Ein Facharzt stellte aber im Vorfeld kein Arztzeugnis aus, das den Fünftklässler vor einer Maskentragpflicht befreit hätte. So setzte der Vater auf einen anderen Arzt, wobei ein erster Termin für eine Konsultation aus gesundheit­lichen Gründen in der ersten Januarhälfte platzte. Die von der Familie getrennt lebende Mutter verweigerte ihre notwendige Unterschrift für das entsprechende Gesuch, das eine Heimschulung ermöglicht hätte.

«Goldene Brücke» abgelehnt

Im Anschluss an die umfassende Befragung nahm der Einzelrichter nach einer Beratungspause eine Gesamt­analyse vor, um dem Vater aufgrund der ­Gesamtbeurteilung der objektiven wie auch subjektiven Sachlage einen möglichen Weg aufzuzeigen, damit sich allenfalls eine noch höhere Busse, verbunden mit beachtlichen Mehrkosten, verhindern lassen könnte.

Der Richter betonte dabei die Gewichtung und Bedeutung des Volksschulgesetzes mit dem Schulobligatorium und der Bildung, was auch einen gewissen Wohlstand ermögliche. «Ich rede hier nicht mit einem Schwerverbrecher, sondern mit einem Menschen, welcher das Volksschulgesetz übertreten hat», sagte der Einzelrichter. Doch der Angeklagte ging auf die Vorschläge nicht ein, verlangte ein entsprechendes Urteil. Dabei machte er deutlich, dass er an seinen Messwerten und der Entscheidung, sein Kind nicht in die Schule zu schicken, festhalte.

Weiterzug sehr wahrscheinlich

Der Einzelrichter folgte bei der Beurteilung des Übertretungstatbestandes voll und ganz dem Statthalteramt. Aufgrund der angespannten finanziellen Lage des Beschuldigten reduzierte der Richter die Busse auf 500 Franken. Hinzu gesellen sich jedoch noch weitere Gebühren und Verfahrenskosten im Umfang von insgesamt 1650 Franken. «Der entsprechende Strafartikel im Volksschulgesetz ist erfüllt worden. Sie haben ihren Sohn willentlich und bewusst nicht in die Schule geschickt», hielt der Einzelrichter in der kurzen Begründung des Urteils fest.

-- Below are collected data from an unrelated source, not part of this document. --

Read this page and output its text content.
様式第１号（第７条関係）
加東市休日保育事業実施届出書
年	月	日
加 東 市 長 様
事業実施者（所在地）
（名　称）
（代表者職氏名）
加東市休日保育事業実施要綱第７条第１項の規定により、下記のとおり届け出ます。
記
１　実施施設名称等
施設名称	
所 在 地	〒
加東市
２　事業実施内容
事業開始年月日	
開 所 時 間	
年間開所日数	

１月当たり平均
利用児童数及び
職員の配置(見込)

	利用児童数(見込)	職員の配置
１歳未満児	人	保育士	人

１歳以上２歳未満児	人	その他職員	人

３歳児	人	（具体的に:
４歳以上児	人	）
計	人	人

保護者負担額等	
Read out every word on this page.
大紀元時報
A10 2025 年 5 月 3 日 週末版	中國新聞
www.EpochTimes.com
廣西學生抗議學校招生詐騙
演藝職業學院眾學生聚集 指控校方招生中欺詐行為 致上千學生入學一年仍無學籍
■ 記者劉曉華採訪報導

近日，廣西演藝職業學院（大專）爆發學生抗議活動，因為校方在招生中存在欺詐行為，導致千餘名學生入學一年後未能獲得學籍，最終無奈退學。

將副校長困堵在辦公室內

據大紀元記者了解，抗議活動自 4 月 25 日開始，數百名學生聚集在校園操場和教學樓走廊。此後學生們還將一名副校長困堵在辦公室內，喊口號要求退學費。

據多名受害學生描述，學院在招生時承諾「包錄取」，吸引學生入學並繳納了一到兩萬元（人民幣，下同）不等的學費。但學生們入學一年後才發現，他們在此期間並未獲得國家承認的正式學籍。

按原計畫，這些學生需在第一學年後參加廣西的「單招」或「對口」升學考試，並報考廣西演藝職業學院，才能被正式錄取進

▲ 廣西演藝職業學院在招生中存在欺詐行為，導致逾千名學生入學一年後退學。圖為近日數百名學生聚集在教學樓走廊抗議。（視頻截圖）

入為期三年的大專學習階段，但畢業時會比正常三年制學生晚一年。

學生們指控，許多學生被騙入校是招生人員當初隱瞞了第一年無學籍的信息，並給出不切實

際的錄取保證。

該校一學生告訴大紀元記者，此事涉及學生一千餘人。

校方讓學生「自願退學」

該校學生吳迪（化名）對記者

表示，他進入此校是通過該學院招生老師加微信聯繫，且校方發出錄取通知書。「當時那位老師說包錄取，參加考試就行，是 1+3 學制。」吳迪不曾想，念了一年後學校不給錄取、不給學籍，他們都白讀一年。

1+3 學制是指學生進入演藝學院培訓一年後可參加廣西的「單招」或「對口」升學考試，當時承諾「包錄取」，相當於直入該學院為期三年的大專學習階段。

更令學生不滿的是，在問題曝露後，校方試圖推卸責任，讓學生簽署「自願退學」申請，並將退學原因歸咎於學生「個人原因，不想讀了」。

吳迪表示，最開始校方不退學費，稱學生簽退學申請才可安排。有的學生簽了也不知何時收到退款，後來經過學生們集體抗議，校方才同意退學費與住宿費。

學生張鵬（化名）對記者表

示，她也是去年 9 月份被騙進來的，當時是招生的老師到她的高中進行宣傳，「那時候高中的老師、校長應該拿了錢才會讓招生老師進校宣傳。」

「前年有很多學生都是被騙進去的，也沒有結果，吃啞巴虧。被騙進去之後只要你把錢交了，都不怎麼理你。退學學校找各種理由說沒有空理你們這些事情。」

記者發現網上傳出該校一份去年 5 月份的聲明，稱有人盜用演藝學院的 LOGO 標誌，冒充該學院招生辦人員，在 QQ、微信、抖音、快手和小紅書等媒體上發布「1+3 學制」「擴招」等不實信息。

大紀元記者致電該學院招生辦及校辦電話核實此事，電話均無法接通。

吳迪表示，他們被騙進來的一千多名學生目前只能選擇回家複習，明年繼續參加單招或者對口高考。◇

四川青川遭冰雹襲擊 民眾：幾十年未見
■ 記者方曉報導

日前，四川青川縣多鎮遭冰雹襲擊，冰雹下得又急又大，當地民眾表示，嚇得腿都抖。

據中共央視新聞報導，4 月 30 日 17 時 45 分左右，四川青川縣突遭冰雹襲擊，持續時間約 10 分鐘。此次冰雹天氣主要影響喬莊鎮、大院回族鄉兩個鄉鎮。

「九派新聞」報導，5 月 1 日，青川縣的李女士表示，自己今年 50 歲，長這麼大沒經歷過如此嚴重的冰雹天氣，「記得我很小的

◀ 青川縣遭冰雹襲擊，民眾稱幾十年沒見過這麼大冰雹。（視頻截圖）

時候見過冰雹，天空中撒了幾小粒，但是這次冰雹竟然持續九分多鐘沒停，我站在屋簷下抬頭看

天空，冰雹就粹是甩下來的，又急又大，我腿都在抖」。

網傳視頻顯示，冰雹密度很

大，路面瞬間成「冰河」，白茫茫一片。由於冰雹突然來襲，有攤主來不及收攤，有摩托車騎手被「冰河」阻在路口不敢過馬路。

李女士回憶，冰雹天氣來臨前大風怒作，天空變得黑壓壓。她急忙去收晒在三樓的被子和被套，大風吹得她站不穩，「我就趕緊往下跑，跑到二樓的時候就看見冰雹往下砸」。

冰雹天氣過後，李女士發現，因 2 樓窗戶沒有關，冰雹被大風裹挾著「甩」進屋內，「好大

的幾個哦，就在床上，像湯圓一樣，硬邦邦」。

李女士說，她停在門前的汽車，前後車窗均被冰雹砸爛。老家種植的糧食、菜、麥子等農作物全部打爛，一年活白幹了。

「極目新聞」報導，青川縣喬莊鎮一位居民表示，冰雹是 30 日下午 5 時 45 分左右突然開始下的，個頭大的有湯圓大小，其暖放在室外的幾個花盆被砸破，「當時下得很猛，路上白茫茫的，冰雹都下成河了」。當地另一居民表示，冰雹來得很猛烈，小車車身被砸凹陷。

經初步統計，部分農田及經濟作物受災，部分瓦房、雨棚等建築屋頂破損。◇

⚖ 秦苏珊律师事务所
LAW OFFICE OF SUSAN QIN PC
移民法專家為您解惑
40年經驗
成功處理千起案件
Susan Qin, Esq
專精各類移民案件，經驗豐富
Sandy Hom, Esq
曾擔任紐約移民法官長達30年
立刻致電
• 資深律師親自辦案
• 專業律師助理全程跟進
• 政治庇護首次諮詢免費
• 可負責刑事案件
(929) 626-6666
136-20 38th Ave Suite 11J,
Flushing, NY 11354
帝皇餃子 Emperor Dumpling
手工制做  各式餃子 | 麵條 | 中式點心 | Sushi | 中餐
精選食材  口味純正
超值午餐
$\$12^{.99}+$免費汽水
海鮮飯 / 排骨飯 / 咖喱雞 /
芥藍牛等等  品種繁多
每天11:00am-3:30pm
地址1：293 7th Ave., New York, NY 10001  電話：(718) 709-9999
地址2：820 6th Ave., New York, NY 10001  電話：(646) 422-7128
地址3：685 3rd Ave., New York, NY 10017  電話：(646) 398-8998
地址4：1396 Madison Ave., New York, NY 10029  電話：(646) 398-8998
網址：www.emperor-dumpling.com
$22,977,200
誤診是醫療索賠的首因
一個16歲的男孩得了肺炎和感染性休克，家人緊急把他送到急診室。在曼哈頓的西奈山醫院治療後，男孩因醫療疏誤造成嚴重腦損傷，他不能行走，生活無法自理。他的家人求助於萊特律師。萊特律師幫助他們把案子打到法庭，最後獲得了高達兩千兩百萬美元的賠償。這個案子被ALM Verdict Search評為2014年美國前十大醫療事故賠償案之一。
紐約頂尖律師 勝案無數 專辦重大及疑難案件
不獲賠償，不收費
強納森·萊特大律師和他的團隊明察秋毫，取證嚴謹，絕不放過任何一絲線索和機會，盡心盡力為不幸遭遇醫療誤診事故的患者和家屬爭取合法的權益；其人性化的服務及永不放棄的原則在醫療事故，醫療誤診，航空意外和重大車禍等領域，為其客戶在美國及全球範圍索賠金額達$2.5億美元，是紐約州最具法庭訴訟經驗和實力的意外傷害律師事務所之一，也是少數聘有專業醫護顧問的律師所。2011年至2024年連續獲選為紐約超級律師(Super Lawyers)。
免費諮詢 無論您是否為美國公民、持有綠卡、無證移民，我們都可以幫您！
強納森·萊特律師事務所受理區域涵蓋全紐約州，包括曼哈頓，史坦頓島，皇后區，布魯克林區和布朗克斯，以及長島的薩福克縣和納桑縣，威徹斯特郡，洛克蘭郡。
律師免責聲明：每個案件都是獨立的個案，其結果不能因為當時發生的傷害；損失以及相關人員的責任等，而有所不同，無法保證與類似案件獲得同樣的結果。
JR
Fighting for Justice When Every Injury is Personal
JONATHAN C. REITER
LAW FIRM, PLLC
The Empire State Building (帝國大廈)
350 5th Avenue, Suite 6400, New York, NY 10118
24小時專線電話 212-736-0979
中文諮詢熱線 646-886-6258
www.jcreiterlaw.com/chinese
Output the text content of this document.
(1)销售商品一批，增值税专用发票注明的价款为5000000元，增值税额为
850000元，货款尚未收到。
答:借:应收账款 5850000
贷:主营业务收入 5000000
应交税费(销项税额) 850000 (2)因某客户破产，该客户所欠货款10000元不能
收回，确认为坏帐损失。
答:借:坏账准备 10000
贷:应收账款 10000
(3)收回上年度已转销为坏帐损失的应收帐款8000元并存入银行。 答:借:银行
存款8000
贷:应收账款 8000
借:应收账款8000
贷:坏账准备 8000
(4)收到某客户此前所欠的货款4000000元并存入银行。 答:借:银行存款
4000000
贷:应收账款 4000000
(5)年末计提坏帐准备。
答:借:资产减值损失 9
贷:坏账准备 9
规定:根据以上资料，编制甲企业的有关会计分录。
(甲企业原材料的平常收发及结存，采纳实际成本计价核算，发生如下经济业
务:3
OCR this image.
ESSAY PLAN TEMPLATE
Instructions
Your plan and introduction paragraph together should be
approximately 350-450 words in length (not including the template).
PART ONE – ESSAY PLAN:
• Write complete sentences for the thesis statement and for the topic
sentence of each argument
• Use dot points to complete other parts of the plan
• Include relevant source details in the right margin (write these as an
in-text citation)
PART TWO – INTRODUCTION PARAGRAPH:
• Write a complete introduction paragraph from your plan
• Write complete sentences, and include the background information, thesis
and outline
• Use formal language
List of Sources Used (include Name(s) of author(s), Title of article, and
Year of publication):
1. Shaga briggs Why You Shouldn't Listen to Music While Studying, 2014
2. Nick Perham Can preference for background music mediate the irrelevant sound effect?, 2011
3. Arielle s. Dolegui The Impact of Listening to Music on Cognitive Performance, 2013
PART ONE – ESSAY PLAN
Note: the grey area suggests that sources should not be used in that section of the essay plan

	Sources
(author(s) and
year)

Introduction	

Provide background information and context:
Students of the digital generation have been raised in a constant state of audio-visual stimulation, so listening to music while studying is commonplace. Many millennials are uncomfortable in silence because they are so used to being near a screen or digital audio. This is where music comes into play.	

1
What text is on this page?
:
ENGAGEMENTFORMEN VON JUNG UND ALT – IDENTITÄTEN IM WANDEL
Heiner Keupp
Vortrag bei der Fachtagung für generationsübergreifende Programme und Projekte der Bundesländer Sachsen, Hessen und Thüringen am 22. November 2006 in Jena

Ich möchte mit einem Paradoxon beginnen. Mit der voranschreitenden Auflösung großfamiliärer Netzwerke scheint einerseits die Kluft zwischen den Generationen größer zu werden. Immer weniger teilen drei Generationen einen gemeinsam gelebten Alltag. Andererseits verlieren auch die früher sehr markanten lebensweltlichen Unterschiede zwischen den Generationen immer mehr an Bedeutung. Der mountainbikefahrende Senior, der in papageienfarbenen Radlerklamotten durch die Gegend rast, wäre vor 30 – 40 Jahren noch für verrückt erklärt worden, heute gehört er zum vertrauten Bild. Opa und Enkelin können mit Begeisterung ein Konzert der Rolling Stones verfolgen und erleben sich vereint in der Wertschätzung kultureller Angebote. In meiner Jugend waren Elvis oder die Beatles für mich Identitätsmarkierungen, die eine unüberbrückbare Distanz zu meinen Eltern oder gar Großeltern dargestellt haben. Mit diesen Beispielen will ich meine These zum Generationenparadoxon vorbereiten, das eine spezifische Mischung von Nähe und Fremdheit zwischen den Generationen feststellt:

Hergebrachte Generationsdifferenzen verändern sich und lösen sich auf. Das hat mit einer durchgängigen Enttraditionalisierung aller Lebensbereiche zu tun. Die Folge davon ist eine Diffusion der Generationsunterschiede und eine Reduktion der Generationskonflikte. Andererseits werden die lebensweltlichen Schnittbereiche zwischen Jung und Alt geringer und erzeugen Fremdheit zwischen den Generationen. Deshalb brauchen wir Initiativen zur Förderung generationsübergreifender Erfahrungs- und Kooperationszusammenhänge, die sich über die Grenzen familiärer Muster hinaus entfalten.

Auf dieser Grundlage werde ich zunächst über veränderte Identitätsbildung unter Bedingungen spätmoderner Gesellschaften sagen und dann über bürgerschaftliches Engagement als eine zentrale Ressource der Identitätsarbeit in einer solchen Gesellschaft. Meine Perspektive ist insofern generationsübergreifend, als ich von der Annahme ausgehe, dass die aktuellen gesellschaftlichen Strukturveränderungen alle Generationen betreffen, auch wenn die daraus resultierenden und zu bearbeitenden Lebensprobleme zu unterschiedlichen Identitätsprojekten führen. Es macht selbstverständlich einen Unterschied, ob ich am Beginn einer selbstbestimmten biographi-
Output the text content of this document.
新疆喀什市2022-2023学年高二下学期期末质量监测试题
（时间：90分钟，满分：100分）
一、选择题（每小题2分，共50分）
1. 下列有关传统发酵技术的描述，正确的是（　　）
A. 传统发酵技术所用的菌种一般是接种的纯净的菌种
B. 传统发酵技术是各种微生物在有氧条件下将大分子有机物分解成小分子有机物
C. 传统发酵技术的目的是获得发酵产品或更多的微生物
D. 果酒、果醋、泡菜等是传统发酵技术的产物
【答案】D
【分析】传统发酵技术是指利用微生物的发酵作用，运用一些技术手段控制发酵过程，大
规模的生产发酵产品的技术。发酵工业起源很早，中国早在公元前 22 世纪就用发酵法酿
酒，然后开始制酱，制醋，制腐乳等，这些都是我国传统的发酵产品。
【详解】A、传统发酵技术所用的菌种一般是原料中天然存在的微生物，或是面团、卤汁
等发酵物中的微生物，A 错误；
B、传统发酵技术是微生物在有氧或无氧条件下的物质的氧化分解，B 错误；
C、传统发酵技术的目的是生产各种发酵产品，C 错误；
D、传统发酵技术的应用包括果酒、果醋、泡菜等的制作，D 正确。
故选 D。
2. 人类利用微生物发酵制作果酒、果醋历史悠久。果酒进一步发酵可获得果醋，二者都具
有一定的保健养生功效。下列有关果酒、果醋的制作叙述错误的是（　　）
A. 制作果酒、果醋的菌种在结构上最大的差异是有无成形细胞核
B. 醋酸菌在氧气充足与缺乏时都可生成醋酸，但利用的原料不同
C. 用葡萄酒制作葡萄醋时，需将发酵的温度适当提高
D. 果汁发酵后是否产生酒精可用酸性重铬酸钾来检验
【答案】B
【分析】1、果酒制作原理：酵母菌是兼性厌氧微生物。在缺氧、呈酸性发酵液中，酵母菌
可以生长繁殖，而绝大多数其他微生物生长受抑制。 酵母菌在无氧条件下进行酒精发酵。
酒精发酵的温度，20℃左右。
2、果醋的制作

Objektiv betrachtet war die Sache für den Einzelrichter mit der Übertretung gar noch etwas schwerwiegender als die Betrachtungsweise des Statthalteramts, da der Tatbestand erfüllt und somit kein Freispruch möglich ist. Hingegen sei die subjektive Übertretung teilweise nachvollziehbar, so der Richter, der für den Verurteilten ein gewisses Verständnis aufbrachte.

Nun steht dem gebüssten Familienvater eine Berufung und ein Weiterzug ans Obergericht offen, wobei der Mann sich vorgängig geäussert hatte, er werde – falls nötig – bis an das Bundesgericht gelangen. Da es sich aber um ein Übertretungsdelikt handelt, kann der Verurteilte keine neuen Sachverhalte mehr einbringen. Die nächste Instanz muss nur darüber befinden, ob die gesamte Sachlage am Bezirksgericht korrekt beurteilt worden ist.